The 2014 Utah Legislature will come to a close on March 13, 2014. As of March 8, the Utah Legislature has passed 210 bills. For a current listing of bills that have been passed, you can log on to the following link http://le.utah.gov/asp/passedbills/passedbills.asp.
During the 2014 legislative session, the number of bills related to education continues to increase. This session there have been 170 new bills relating to education. For an updated list you can select the following link http://www.schools.utah.gov/law/Legislative-Session/TrackingSheet-03-07-2014.aspx.
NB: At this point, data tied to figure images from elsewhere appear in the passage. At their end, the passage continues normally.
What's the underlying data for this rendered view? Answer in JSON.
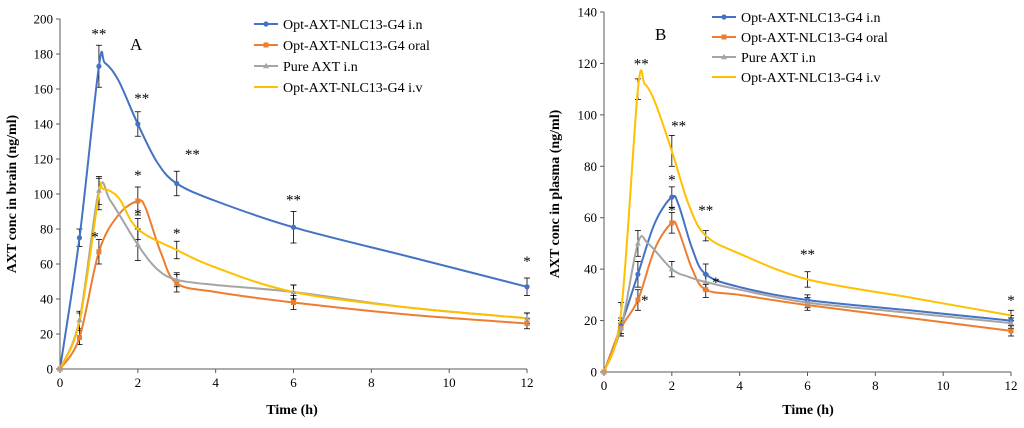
{
  "chart_data": [
    {
      "type": "line",
      "panel_label": "A",
      "xlabel": "Time  (h)",
      "ylabel": "AXT conc in brain  (ng/ml)",
      "xlim": [
        0,
        12
      ],
      "ylim": [
        0,
        200
      ],
      "xticks": [
        0,
        2,
        4,
        6,
        8,
        10,
        12
      ],
      "yticks": [
        0,
        20,
        40,
        60,
        80,
        100,
        120,
        140,
        160,
        180,
        200
      ],
      "grid": false,
      "legend_position": "top-right",
      "x": [
        0,
        0.5,
        1,
        2,
        3,
        6,
        12
      ],
      "series": [
        {
          "name": "Opt-AXT-NLC13-G4 i.n",
          "color": "#4472C4",
          "values": [
            0,
            75,
            173,
            140,
            106,
            81,
            47
          ],
          "errors": [
            0,
            5,
            12,
            7,
            7,
            9,
            5
          ],
          "curve": [
            [
              0,
              0
            ],
            [
              0.5,
              75
            ],
            [
              1,
              173
            ],
            [
              1.15,
              175
            ],
            [
              1.5,
              165
            ],
            [
              2,
              140
            ],
            [
              2.5,
              118
            ],
            [
              3,
              106
            ],
            [
              4,
              96
            ],
            [
              6,
              81
            ],
            [
              9,
              64
            ],
            [
              12,
              47
            ]
          ]
        },
        {
          "name": "Opt-AXT-NLC13-G4 oral",
          "color": "#ED7D31",
          "values": [
            0,
            18,
            67,
            96,
            49,
            38,
            26
          ],
          "errors": [
            0,
            4,
            7,
            8,
            5,
            4,
            3
          ],
          "curve": [
            [
              0,
              0
            ],
            [
              0.5,
              18
            ],
            [
              1,
              67
            ],
            [
              1.5,
              88
            ],
            [
              2,
              96
            ],
            [
              2.2,
              92
            ],
            [
              2.6,
              66
            ],
            [
              3,
              49
            ],
            [
              4,
              44
            ],
            [
              6,
              38
            ],
            [
              9,
              31
            ],
            [
              12,
              26
            ]
          ]
        },
        {
          "name": "Pure AXT i.n",
          "color": "#A5A5A5",
          "values": [
            0,
            28,
            102,
            71,
            51,
            44,
            29
          ],
          "errors": [
            0,
            5,
            8,
            9,
            4,
            4,
            3
          ],
          "curve": [
            [
              0,
              0
            ],
            [
              0.5,
              28
            ],
            [
              1,
              102
            ],
            [
              1.3,
              96
            ],
            [
              2,
              71
            ],
            [
              2.5,
              57
            ],
            [
              3,
              51
            ],
            [
              4,
              48
            ],
            [
              6,
              44
            ],
            [
              9,
              35
            ],
            [
              12,
              29
            ]
          ]
        },
        {
          "name": "Opt-AXT-NLC13-G4 i.v",
          "color": "#FFC000",
          "values": [
            0,
            27,
            100,
            80,
            68,
            44,
            29
          ],
          "errors": [
            0,
            5,
            9,
            6,
            5,
            4,
            3
          ],
          "curve": [
            [
              0,
              0
            ],
            [
              0.5,
              27
            ],
            [
              1,
              100
            ],
            [
              1.1,
              103
            ],
            [
              1.5,
              98
            ],
            [
              2,
              80
            ],
            [
              3,
              68
            ],
            [
              4,
              58
            ],
            [
              6,
              44
            ],
            [
              9,
              35
            ],
            [
              12,
              29
            ]
          ]
        }
      ],
      "annotations": [
        {
          "text": "**",
          "x": 1.0,
          "y": 189
        },
        {
          "text": "**",
          "x": 2.1,
          "y": 152
        },
        {
          "text": "**",
          "x": 3.4,
          "y": 120
        },
        {
          "text": "**",
          "x": 6.0,
          "y": 94
        },
        {
          "text": "*",
          "x": 12.0,
          "y": 59
        },
        {
          "text": "*",
          "x": 2.0,
          "y": 108
        },
        {
          "text": "*",
          "x": 2.0,
          "y": 86
        },
        {
          "text": "*",
          "x": 3.0,
          "y": 75
        },
        {
          "text": "*",
          "x": 0.9,
          "y": 73
        }
      ]
    },
    {
      "type": "line",
      "panel_label": "B",
      "xlabel": "Time  (h)",
      "ylabel": "AXT conc in plasma (ng/ml)",
      "xlim": [
        0,
        12
      ],
      "ylim": [
        0,
        140
      ],
      "xticks": [
        0,
        2,
        4,
        6,
        8,
        10,
        12
      ],
      "yticks": [
        0,
        20,
        40,
        60,
        80,
        100,
        120,
        140
      ],
      "grid": false,
      "legend_position": "top-right",
      "x": [
        0,
        0.5,
        1,
        2,
        3,
        6,
        12
      ],
      "series": [
        {
          "name": "Opt-AXT-NLC13-G4 i.n",
          "color": "#4472C4",
          "values": [
            0,
            18,
            38,
            68,
            38,
            28,
            20
          ],
          "errors": [
            0,
            3,
            5,
            4,
            4,
            2,
            2
          ],
          "curve": [
            [
              0,
              0
            ],
            [
              0.5,
              18
            ],
            [
              1,
              38
            ],
            [
              1.5,
              58
            ],
            [
              2,
              68
            ],
            [
              2.2,
              65
            ],
            [
              2.6,
              48
            ],
            [
              3,
              38
            ],
            [
              4,
              33
            ],
            [
              6,
              28
            ],
            [
              9,
              24
            ],
            [
              12,
              20
            ]
          ]
        },
        {
          "name": "Opt-AXT-NLC13-G4 oral",
          "color": "#ED7D31",
          "values": [
            0,
            17,
            28,
            58,
            32,
            26,
            16
          ],
          "errors": [
            0,
            3,
            4,
            4,
            3,
            2,
            2
          ],
          "curve": [
            [
              0,
              0
            ],
            [
              0.5,
              17
            ],
            [
              1,
              28
            ],
            [
              1.5,
              48
            ],
            [
              2,
              58
            ],
            [
              2.2,
              55
            ],
            [
              2.6,
              40
            ],
            [
              3,
              32
            ],
            [
              4,
              30
            ],
            [
              6,
              26
            ],
            [
              9,
              21
            ],
            [
              12,
              16
            ]
          ]
        },
        {
          "name": "Pure AXT i.n",
          "color": "#A5A5A5",
          "values": [
            0,
            17,
            50,
            40,
            35,
            27,
            19
          ],
          "errors": [
            0,
            3,
            5,
            3,
            3,
            2,
            2
          ],
          "curve": [
            [
              0,
              0
            ],
            [
              0.5,
              17
            ],
            [
              1,
              50
            ],
            [
              1.3,
              50
            ],
            [
              2,
              40
            ],
            [
              2.5,
              37
            ],
            [
              3,
              35
            ],
            [
              4,
              32
            ],
            [
              6,
              27
            ],
            [
              9,
              23
            ],
            [
              12,
              19
            ]
          ]
        },
        {
          "name": "Opt-AXT-NLC13-G4 i.v",
          "color": "#FFC000",
          "values": [
            0,
            23,
            110,
            86,
            53,
            36,
            22
          ],
          "errors": [
            0,
            4,
            4,
            6,
            2,
            3,
            2
          ],
          "curve": [
            [
              0,
              0
            ],
            [
              0.5,
              23
            ],
            [
              1,
              110
            ],
            [
              1.2,
              112
            ],
            [
              1.5,
              105
            ],
            [
              2,
              86
            ],
            [
              2.5,
              65
            ],
            [
              3,
              53
            ],
            [
              4,
              46
            ],
            [
              6,
              36
            ],
            [
              9,
              29
            ],
            [
              12,
              22
            ]
          ]
        }
      ],
      "annotations": [
        {
          "text": "**",
          "x": 1.1,
          "y": 118
        },
        {
          "text": "**",
          "x": 2.2,
          "y": 94
        },
        {
          "text": "**",
          "x": 3.0,
          "y": 61
        },
        {
          "text": "**",
          "x": 6.0,
          "y": 44
        },
        {
          "text": "*",
          "x": 12.0,
          "y": 26
        },
        {
          "text": "*",
          "x": 2.0,
          "y": 73
        },
        {
          "text": "*",
          "x": 2.0,
          "y": 61
        },
        {
          "text": "*",
          "x": 1.2,
          "y": 26
        },
        {
          "text": "*",
          "x": 3.3,
          "y": 33
        }
      ]
    }
  ]
}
I was able to attend the Utah Rural Caucus meeting, Joint Legislative Committee Meeting and a Superintendents meeting with Senators and Representatives last Thursday. I would like to thank Representative Nelson, McIff, Noel and Senator Vickers and Hillyard for taking the time to attend the meeting. It is very beneficial to visit with them to address our concerns or support on upcoming legislation. As the bills move through the legislature, there are a few bills receiving more discussion and consideration than others. One of these bills is SB 111 which would freeze the basic property tax rate at this year’s rate. Currently, property tax rates float depending on the property values. With the basic rate frozen, the State would collect additional money as property tax values increase. SB 111 would take the additional money to an equalization fund, and the State would distribute the money to Districts based on a funding formula.
The Distribution creates winners and losers between school Districts. The controversy comes in when the numbers relating to the changes are discussed, the bill calls for a cap at $100 million. However, amendments to the bill were made on the Senate floor by Senator Howard Stephenson specifying how the money must be used specifically for HB 131 to fund the one to one device (each student receives a personal computer) initiative by Speaker of the House Becky Lockhart. The Senate passed SB 111 with a 16-12 vote and will be sent to the House for their consideration. SB 111 continues to be a bill with controversy, thus putting a hold on other bills with fiscal notes because the outcome of SB 111 remains to be seen. The Governor has weighed in on the issue saying he would consider vetoing HB 131 if the money requested for the one to one device initiative exceeded $30 million. Garfield School District may benefit from some of the current legislation, but could also lose revenue on other bills. The final financial numbers from the Utah State Office of Education will be released to the school districts at the end of March which will be the beginning of the FY15 School District budget planning.